Le prix Contre-jour de l’essai littéraire

 

La littérature québécoise actuelle vit quelque chose qui ressemble à un âge d’or. Oui, les librairies indépendantes ferment les unes après les autres, oui, les éditeurs ont une difficulté du diable à joindre les deux bouts, mais il faut malgré tout reconnaître la surprenante multiplicité d’œuvres importantes en cours et la stabilité relative d’un lectorat de plus en plus diversifié qui réussit à trouver ici et là l’histoire ou le poème qui donneront forme et voix à sa vie intime. Dans son dernier livre, Exercices d’amitié, Yvon Rivard salue cette pléthore de voix qui l’accompagnent et qui rendent le monde moins vide de sens et de substance. Ce livre donne une image assez juste de la situation, au-delà des problèmes que rencontrent toutes les littératures.

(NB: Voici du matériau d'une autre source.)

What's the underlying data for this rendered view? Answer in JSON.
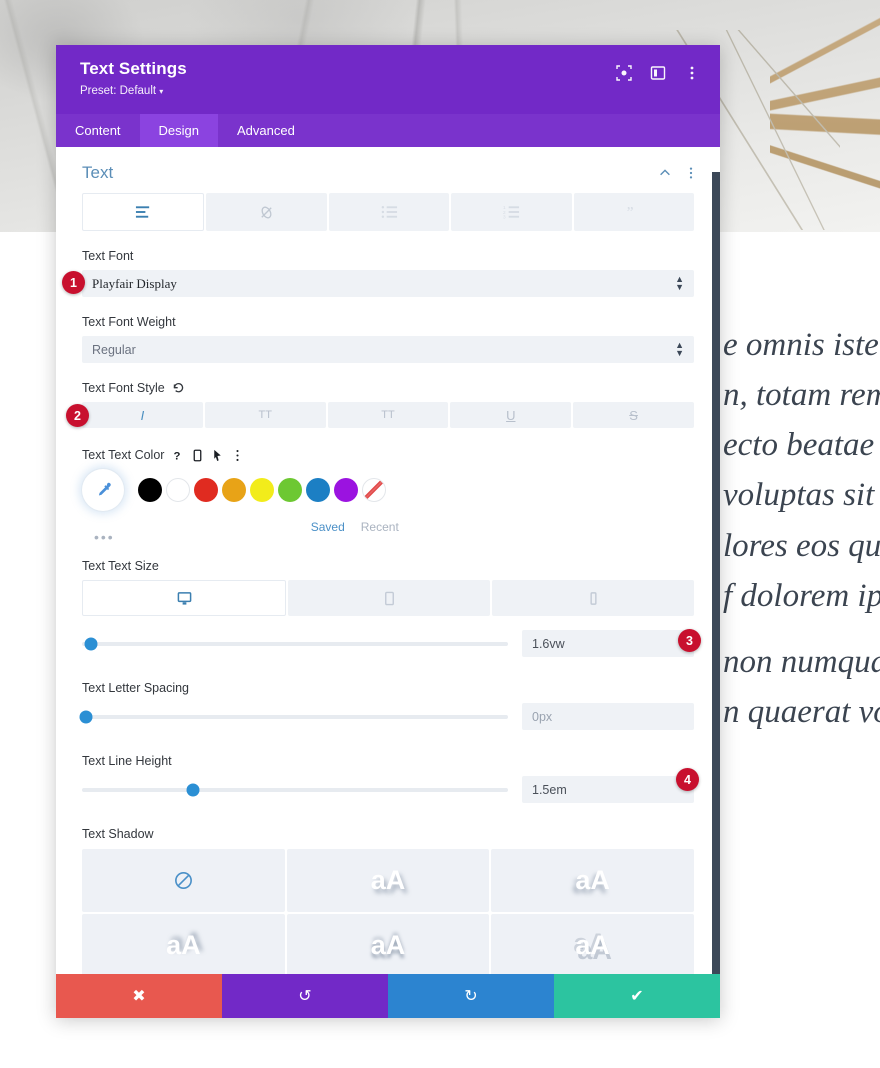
{
  "background": {
    "photo_description": "winter snow scene with dry plant stems",
    "page_text_paragraph_1": "e omnis iste\nn, totam rem\necto beatae\nvoluptas sit\nlores eos qu\nf dolorem ip",
    "page_text_paragraph_2": "non numqua\nn quaerat vo"
  },
  "modal": {
    "title": "Text Settings",
    "preset_label": "Preset: Default",
    "preset_caret": "▾",
    "header_icons": [
      {
        "name": "focus-target-icon"
      },
      {
        "name": "layout-panel-icon"
      },
      {
        "name": "more-vertical-icon"
      }
    ],
    "tabs": [
      {
        "label": "Content",
        "active": false
      },
      {
        "label": "Design",
        "active": true
      },
      {
        "label": "Advanced",
        "active": false
      }
    ],
    "section": {
      "title": "Text",
      "collapse_icon": "chevron-up-icon",
      "menu_icon": "more-vertical-icon"
    },
    "toolbar": [
      {
        "name": "text-align-icon",
        "active": true
      },
      {
        "name": "link-icon",
        "active": false
      },
      {
        "name": "bulleted-list-icon",
        "active": false
      },
      {
        "name": "numbered-list-icon",
        "active": false
      },
      {
        "name": "blockquote-icon",
        "active": false
      }
    ],
    "fields": {
      "text_font": {
        "label": "Text Font",
        "value": "Playfair Display",
        "badge": "1"
      },
      "text_font_weight": {
        "label": "Text Font Weight",
        "value": "Regular"
      },
      "text_font_style": {
        "label": "Text Font Style",
        "reset_icon": "undo-reset-icon",
        "badge": "2",
        "options": [
          {
            "glyph": "I",
            "name": "italic-button",
            "active": true
          },
          {
            "glyph": "TT",
            "name": "uppercase-button",
            "active": false
          },
          {
            "glyph": "TT",
            "name": "small-caps-button",
            "active": false
          },
          {
            "glyph": "U",
            "name": "underline-button",
            "active": false
          },
          {
            "glyph": "S",
            "name": "strikethrough-button",
            "active": false
          }
        ]
      },
      "text_text_color": {
        "label": "Text Text Color",
        "label_icons": [
          "help-icon",
          "mobile-icon",
          "cursor-icon",
          "more-vertical-icon"
        ],
        "eyedropper": "eyedropper-icon",
        "more_dots": "•••",
        "swatches": [
          {
            "name": "swatch-black",
            "hex": "#000000"
          },
          {
            "name": "swatch-white",
            "hex": "#ffffff"
          },
          {
            "name": "swatch-red",
            "hex": "#e02b20"
          },
          {
            "name": "swatch-orange",
            "hex": "#e8a317"
          },
          {
            "name": "swatch-yellow",
            "hex": "#f2ec1b"
          },
          {
            "name": "swatch-green",
            "hex": "#6dc832"
          },
          {
            "name": "swatch-blue",
            "hex": "#1c7fc4"
          },
          {
            "name": "swatch-purple",
            "hex": "#9b13e0"
          },
          {
            "name": "swatch-none",
            "hex": "transparent"
          }
        ],
        "saved_label": "Saved",
        "recent_label": "Recent"
      },
      "text_text_size": {
        "label": "Text Text Size",
        "devices": [
          {
            "name": "desktop-icon",
            "active": true
          },
          {
            "name": "tablet-icon",
            "active": false
          },
          {
            "name": "phone-icon",
            "active": false
          }
        ],
        "value": "1.6vw",
        "slider_percent": 2,
        "badge": "3"
      },
      "text_letter_spacing": {
        "label": "Text Letter Spacing",
        "value": "0px",
        "slider_percent": 1
      },
      "text_line_height": {
        "label": "Text Line Height",
        "value": "1.5em",
        "slider_percent": 26,
        "badge": "4"
      },
      "text_shadow": {
        "label": "Text Shadow",
        "options": [
          {
            "name": "shadow-none",
            "glyph": "",
            "icon": "no-shadow-icon",
            "active": true
          },
          {
            "name": "shadow-style-1",
            "glyph": "aA"
          },
          {
            "name": "shadow-style-2",
            "glyph": "aA"
          },
          {
            "name": "shadow-style-3",
            "glyph": "aA"
          },
          {
            "name": "shadow-style-4",
            "glyph": "aA"
          },
          {
            "name": "shadow-style-5",
            "glyph": "aA"
          }
        ]
      }
    },
    "footer": [
      {
        "name": "cancel-button",
        "glyph": "✖",
        "color": "#e8584f"
      },
      {
        "name": "undo-button",
        "glyph": "↺",
        "color": "#7229c7"
      },
      {
        "name": "redo-button",
        "glyph": "↻",
        "color": "#2c84d0"
      },
      {
        "name": "save-button",
        "glyph": "✔",
        "color": "#2cc4a0"
      }
    ]
  },
  "annotations": {
    "badge_1": "1",
    "badge_2": "2",
    "badge_3": "3",
    "badge_4": "4"
  }
}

Cette étonnante vitalité de la littérature québécoise contemporaine touche aussi l’univers de l’essai littéraire, véritable richesse nationale, d’Arthur Buies à Jacques Brault en passant par Pierre Vadeboncœur. Mais ce genre méconnu dans lequel le Québec brille d’un intense éclat, au croisement des traditions européennes et américaines, demeure néanmoins cantonné à un espace très restreint pour plusieurs raisons. D’abord, par la confusion que crée le grand fourre-tout dans lequel on range le genre de l’essai en général (on se souvient du prix de l’essai, amalgamé au livre pratique, du Salon du livre de Montréal 2013 remporté par Ricardo et sa Mijoteuse).

Ensuite, parce qu’on met sur le même pied que l’essai littéraire des études et des analyses souvent de type universitaire. Toute la difficulté consiste à faire comprendre la dimension esthétique de la pensée que suppose l’essai littéraire. Non, l’essai littéraire n’est pas de la « philo molle », mais bien une œuvre d’art à part entière. Non, l’essai littéraire n’est pas un genre pour paresseux ou incompétents, incapables de se rendre jusqu’à la rigueur de l’analyse, mais bien une forme littéraire authentique qui mobilise les ressources imagières et linguistiques propres à la littérature pour exprimer de manière oblique une pensée qu’aucun concept ne saurait rendre avec justesse.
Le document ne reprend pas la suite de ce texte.